No one believes that more than me. I probably over-revise. I spend years on short stories. 'News Right Fresh From Heaven,' my story that appeared in Fantasy Magazine earlier this year, began almost four years before, as two different stories (one was good, one was bad). I have a couple other stories right now that I have been working on in some way, shape or form for just as long.
It's funny now to be editing my story collection, which will appear very early next year, and to revisit these stories. My intent with the editing was mainly cosmetic. I ended up making some minor edits, mostly aimed at excessive commas and exclamation points (!!!), but also a few bigger changes to sentences and paragraphs. I changed nothing structurally in the stories. I don't want to re-write these, though the impulse sometimes occurs - what was I thinking there? - and so this is less a Director's Cut than it is maybe Edited for Television. I plan to post about each story to promote the collection when it appears. It's been fun to return them. Most of them I hadn't looked at since they were published.

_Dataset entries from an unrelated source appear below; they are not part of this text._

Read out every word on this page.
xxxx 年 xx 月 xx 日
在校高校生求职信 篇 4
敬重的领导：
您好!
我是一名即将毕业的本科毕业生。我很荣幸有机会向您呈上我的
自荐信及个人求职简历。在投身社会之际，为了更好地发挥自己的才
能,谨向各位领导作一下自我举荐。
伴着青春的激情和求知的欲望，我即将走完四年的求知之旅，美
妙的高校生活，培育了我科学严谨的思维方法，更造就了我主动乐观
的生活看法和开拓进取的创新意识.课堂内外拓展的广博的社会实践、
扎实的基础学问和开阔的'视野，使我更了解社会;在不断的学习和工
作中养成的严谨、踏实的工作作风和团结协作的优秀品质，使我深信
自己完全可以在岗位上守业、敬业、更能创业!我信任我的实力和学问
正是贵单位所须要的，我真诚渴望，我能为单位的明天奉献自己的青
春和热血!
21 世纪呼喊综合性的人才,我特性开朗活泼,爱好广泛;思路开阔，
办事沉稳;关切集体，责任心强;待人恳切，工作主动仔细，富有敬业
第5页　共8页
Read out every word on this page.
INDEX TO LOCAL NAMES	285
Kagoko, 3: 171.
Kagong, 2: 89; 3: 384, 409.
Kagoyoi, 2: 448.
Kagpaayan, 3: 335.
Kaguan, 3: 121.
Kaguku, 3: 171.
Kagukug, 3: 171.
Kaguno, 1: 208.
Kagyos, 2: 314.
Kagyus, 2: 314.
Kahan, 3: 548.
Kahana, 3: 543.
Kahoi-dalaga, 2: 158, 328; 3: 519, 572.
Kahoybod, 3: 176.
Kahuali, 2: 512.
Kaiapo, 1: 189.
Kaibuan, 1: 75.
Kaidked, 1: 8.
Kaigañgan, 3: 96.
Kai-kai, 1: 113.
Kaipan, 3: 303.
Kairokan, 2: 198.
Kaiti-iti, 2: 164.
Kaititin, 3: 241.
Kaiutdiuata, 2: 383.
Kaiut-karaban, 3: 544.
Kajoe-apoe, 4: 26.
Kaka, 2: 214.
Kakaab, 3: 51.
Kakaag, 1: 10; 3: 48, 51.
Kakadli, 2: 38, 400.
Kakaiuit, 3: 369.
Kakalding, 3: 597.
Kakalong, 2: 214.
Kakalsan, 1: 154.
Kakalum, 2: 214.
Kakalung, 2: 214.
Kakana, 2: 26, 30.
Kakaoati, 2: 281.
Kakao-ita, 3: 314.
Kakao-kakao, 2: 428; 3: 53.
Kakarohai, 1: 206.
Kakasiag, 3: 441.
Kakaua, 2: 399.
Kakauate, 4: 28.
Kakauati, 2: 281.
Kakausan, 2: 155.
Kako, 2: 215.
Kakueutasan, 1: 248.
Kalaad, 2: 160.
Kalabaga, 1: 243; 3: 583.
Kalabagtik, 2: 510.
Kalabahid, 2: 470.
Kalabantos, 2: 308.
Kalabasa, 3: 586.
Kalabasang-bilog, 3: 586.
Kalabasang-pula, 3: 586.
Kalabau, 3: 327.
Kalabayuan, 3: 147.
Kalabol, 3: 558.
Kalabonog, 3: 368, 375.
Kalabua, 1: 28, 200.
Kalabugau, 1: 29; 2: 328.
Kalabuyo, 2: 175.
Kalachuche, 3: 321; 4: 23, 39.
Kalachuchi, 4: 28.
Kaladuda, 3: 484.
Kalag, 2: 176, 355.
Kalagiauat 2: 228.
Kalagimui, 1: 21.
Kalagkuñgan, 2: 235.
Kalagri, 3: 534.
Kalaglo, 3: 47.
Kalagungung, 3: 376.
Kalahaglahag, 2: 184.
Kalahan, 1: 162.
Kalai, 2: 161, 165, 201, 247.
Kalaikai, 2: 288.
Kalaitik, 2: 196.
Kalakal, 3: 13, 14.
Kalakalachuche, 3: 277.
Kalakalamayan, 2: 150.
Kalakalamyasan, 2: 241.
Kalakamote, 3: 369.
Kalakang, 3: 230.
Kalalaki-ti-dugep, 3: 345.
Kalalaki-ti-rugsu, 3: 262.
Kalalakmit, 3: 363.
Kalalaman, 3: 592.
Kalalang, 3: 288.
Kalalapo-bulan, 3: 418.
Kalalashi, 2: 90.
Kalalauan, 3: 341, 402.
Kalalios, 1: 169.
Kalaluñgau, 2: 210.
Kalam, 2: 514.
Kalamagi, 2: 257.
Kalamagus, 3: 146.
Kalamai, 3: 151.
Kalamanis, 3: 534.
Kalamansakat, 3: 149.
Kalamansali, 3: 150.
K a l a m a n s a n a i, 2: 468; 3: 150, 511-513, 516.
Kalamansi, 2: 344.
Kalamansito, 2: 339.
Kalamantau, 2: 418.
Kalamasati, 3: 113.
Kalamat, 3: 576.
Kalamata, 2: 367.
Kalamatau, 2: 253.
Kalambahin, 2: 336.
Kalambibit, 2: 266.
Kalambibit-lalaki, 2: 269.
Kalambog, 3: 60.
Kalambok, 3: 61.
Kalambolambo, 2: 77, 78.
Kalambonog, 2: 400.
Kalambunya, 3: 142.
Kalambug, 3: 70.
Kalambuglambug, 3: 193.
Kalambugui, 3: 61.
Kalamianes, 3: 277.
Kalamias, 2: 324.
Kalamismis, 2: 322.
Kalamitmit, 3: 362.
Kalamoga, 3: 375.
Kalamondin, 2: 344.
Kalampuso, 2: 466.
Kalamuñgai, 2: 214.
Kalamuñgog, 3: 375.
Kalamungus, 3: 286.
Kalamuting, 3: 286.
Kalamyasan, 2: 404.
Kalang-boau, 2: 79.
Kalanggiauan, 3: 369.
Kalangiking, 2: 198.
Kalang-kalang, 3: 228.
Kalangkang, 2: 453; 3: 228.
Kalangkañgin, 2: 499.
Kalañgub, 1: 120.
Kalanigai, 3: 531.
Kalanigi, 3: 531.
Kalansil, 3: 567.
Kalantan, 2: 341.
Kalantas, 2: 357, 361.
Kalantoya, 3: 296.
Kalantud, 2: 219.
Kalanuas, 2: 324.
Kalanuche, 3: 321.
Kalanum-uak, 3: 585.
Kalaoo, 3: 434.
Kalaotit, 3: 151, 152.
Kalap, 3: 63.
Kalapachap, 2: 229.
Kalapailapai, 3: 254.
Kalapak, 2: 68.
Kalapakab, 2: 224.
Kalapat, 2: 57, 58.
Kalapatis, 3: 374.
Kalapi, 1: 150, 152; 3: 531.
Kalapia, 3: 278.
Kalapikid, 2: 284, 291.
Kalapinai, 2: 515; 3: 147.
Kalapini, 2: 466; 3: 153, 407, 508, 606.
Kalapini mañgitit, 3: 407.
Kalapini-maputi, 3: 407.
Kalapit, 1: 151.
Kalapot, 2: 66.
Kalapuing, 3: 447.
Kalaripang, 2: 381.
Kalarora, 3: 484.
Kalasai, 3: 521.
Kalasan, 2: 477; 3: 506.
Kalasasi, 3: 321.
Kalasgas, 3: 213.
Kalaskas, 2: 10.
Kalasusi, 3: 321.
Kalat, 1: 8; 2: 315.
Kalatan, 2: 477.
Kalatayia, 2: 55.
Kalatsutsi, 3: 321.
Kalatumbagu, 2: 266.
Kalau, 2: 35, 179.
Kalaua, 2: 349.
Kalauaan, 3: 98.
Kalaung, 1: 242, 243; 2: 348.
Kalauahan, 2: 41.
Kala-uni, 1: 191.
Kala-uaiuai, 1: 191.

The hardest thing with revision is knowing when to quit. Also hard is knowing when and where to start. An invaluable resource to me for years now has been Revising Fiction, by David Madden. I found it at Barnes and Noble and I've never put it down. I recommend it for advancing and advanced writers alike. What I enjoy most is that the book never quits on me. As I grow as a writer, some of the sections and ideas in the book reveal themselves, or take on new meaning.
One thing I plan to do this week and maybe next is pull out some pieces from the book and offer some of my own thoughts as to how they relate to my writing, and maybe yours.